Foi um mergulho de investigação antropológica, e para termos uma ideia de quão genial e precioso o roteiro desta moranduba, a estrutura de construção dos personagens traz no nome de cada um as dicas para construção do seu caráter. O nome da índia que acende o fogo de tatá é jurema (uma arvore espinhosa), seu pai é Tuxua Marani (provocador de brigas), os pretendes Tataíça (fogoso), Carcará (águia matadora), Jacaúna (esperto) e por fim Macunaíma (herói que reúne todas as qualidades) são meticulosamente nominados por suas qualidades. Este estudo aprofunda e demonstra a capacidade destes povos de criar conexões e estratégias para deixarem suas histórias verdadeiras experiências lúdicas.
O grande desafio era não cair nas mesmas estruturas que fazem do índio um ser desprovido de inteligência e perspicácia. A dificuldade era fazer uma comédia sem que o índio fosse o alvo de caricaturas depreciativas. No entanto, a própria inteligência do roteiro nos apontou o caminho e sem cair no lugar comum do índio como um ser espiritual desprovido de graça, chegamos a um espetáculo cheio de picardias como as grandes obras dramatúrgicas do nosso teatro popular. Para tanto, absorvemos as peculiaridades de cada personagem frente às suas façanhas, que mesmo colocados em situações constrangedoras, mostra toda a inteligência deste conto, que num lupping, devolve à história a sabedoria e o orgulho ao povo indígena. Tratar de assuntos tão delicados quanto a entrada na puberdade demonstra a capacidade criativa destes povos. Tratam sem tabus tais fatos e desvelam outras experiências escondidos por detrás de acontecimentos comuns ao ser humano.

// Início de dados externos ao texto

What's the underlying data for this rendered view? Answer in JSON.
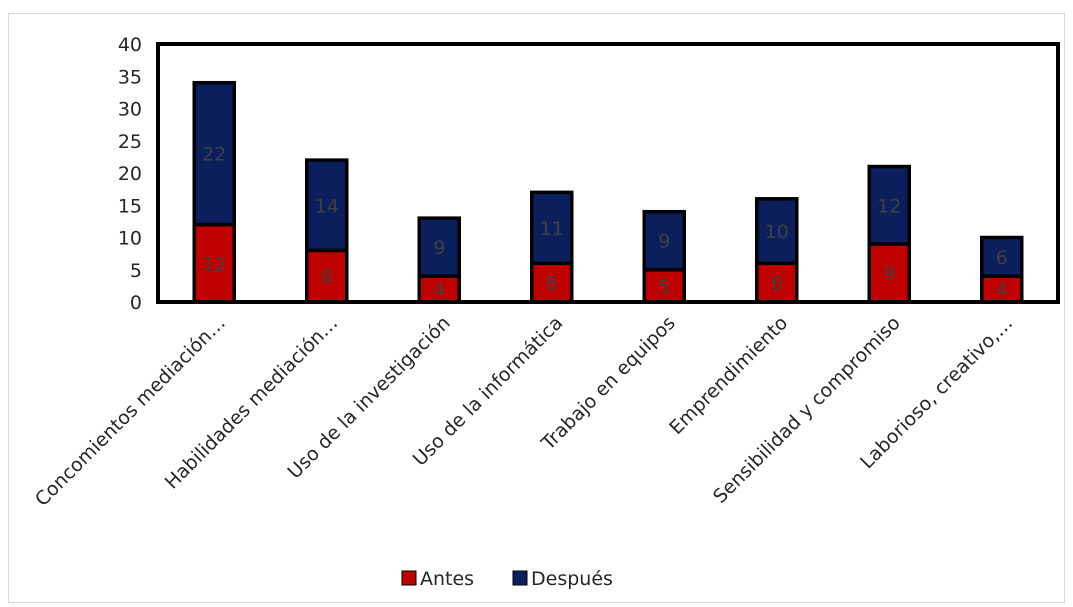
{
  "chart_data": {
    "type": "bar",
    "stacked": true,
    "categories": [
      "Concomientos mediación…",
      "Habilidades mediación…",
      "Uso de la investigación",
      "Uso de la informática",
      "Trabajo en equipos",
      "Emprendimiento",
      "Sensibilidad y compromiso",
      "Laborioso, creativo,…"
    ],
    "series": [
      {
        "name": "Antes",
        "values": [
          12,
          8,
          4,
          6,
          5,
          6,
          9,
          4
        ],
        "color": "#c00000"
      },
      {
        "name": "Después",
        "values": [
          22,
          14,
          9,
          11,
          9,
          10,
          12,
          6
        ],
        "color": "#0b1f5c"
      }
    ],
    "ylim": [
      0,
      40
    ],
    "yticks": [
      "0",
      "5",
      "10",
      "15",
      "20",
      "25",
      "30",
      "35",
      "40"
    ],
    "grid": false,
    "legend_position": "bottom",
    "data_labels": true,
    "title": "",
    "xlabel": "",
    "ylabel": ""
  }
}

A Moranduba nos ensinou que valorizar a cultura indígena é tão simplesmente mostrar a inteligência e a sabedoria destes povos frente aos assuntos tratados como tabus em nossa sociedade. Introduzir estas histórias no nosso cotidiano através do teatro de bonecos fortalece as conexões esquecidas que constroem a brasilidade da nossa cultura. Tornar público as influências que fazem do Brasil este povo alegre e criativo, não cultivando a imagem de um índio totalmente desconectado da nossa realidade e sim tornar consciente a sua contribuição. Portanto, o espetáculo Moranduba não é somente um resgate de uma história e sim a busca de aproximação deste índio desconhecido que se mostra engraçado e que cria histórias cheias de picardia e humor a nossa real cultura brasileira.